Quality Measures for the Care of Pediatric Patients with Obstructive Sleep Apnea

This document describes measurement methods for five desirable process measures: assessment of symptoms and risk factors of OSA, initiation of an evidence-based action plan, objective evaluation of high-risk children with OSA by obtaining a polysomnogram (PSG), reassessment of signs and symptoms of OSA within 12 months, and documentation of objective assessment of positive airway pressure adherence. When these five process measures are met, clinicians should be able to achieve the two defined outcomes: improve detection of childhood OSA and reduce signs and symptoms of OSA after initiation of a management plan.

Sleep Disordered Breathing and Academic Performance: A Meta-Analysis

Clear links between SDB and poorer academic performance in school-age children are demonstrated. ES statistics were in the small to medium range, but nevertheless the findings serve to highlight to parents, teachers, and clinicians that SDB in children may contribute to academic difficulties some children face.
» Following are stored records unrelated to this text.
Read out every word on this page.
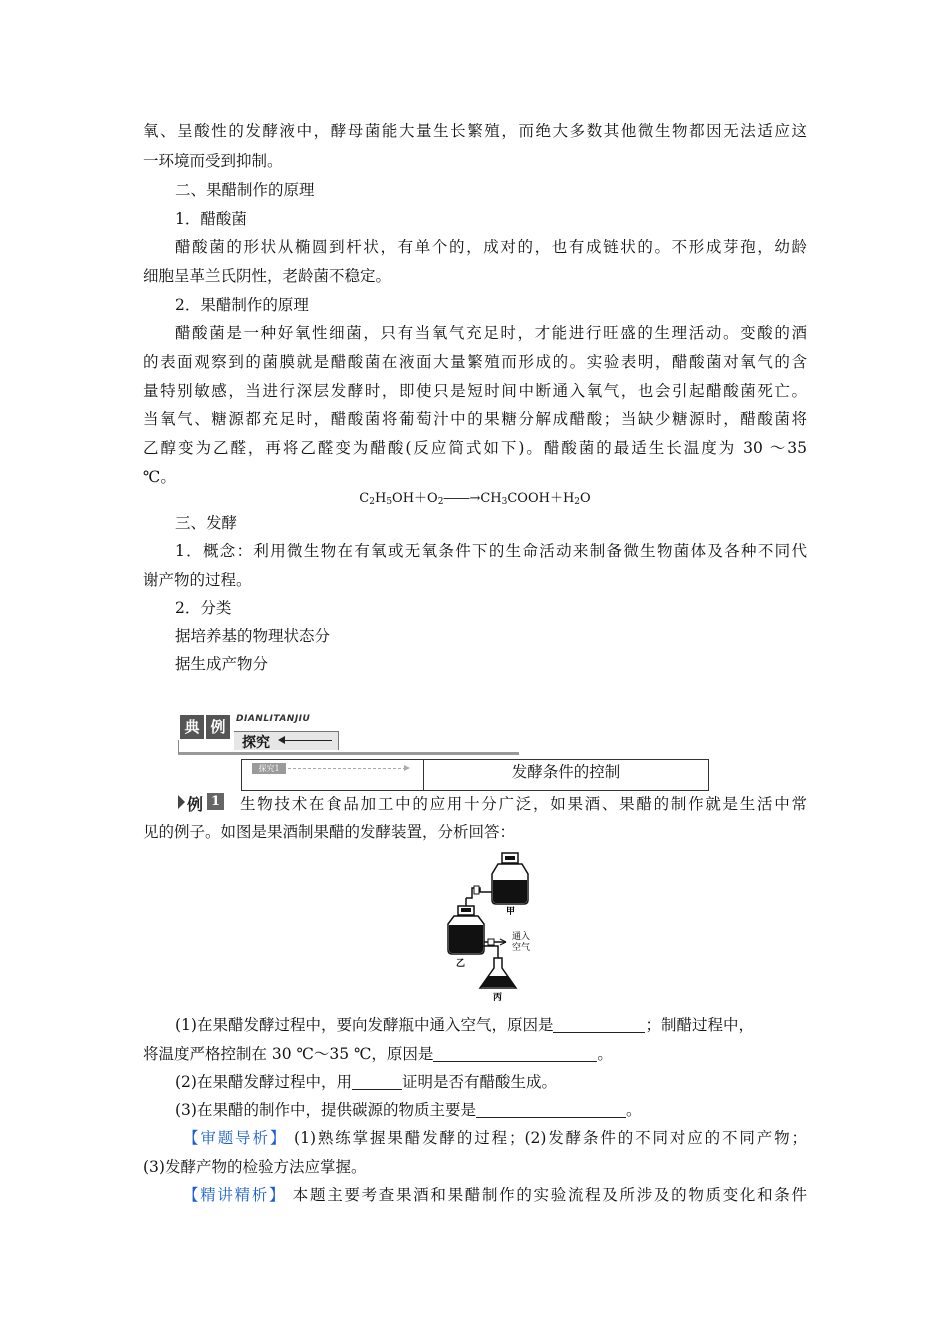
氧、呈酸性的发酵液中，酵母菌能大量生长繁殖，而绝大多数其他微生物都因无法适应这
一环境而受到抑制。
二、果醋制作的原理
1．醋酸菌
醋酸菌的形状从椭圆到杆状，有单个的，成对的，也有成链状的。不形成芽孢，幼龄
细胞呈革兰氏阴性，老龄菌不稳定。
2．果醋制作的原理
醋酸菌是一种好氧性细菌，只有当氧气充足时，才能进行旺盛的生理活动。变酸的酒
的表面观察到的菌膜就是醋酸菌在液面大量繁殖而形成的。实验表明，醋酸菌对氧气的含
量特别敏感，当进行深层发酵时，即使只是短时间中断通入氧气，也会引起醋酸菌死亡。
当氧气、糖源都充足时，醋酸菌将葡萄汁中的果糖分解成醋酸；当缺少糖源时，醋酸菌将
乙醇变为乙醛，再将乙醛变为醋酸(反应简式如下)。醋酸菌的最适生长温度为 30 ～35
℃。
$C_2H_5OH+O_2――\to CH_3COOH+H_2O$
三、发酵
1．概念：利用微生物在有氧或无氧条件下的生命活动来制备微生物菌体及各种不同代
谢产物的过程。
2．分类
据培养基的物理状态分
据生成产物分
典 例	DIANLITANJIU
探究
探究1	发酵条件的控制
例 1 生物技术在食品加工中的应用十分广泛，如果酒、果醋的制作就是生活中常
见的例子。如图是果酒制果醋的发酵装置，分析回答：
甲
乙
通入
空气
丙
(1)在果醋发酵过程中，要向发酵瓶中通入空气，原因是	；制醋过程中，
将温度严格控制在 30 ℃～35 ℃，原因是	。
(2)在果醋发酵过程中，用	证明是否有醋酸生成。
(3)在果醋的制作中，提供碳源的物质主要是	。
【审题导析】 (1)熟练掌握果醋发酵的过程；(2)发酵条件的不同对应的不同产物；
(3)发酵产物的检验方法应掌握。
【精讲精析】 本题主要考查果酒和果醋制作的实验流程及所涉及的物质变化和条件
Anesthesiological Considerations for Children with Obstructive Sleep Apnea

Perioperative deaths in children with OSA occur at a low frequency. Hypoxia-induced opioid sensitivity combined with an approximate 1-2% incidence of rapid conversion of codeine to morphine suggest the need for new approaches for providing preoperative assessment of risk, extended postoperative observation and the need for alternative opioids to codeine. Additionally, new less painful surgical approaches may help to reduce postoperative opioid requirements and therefore perhaps less risk for opiate-induced apnea in this vulnerable population.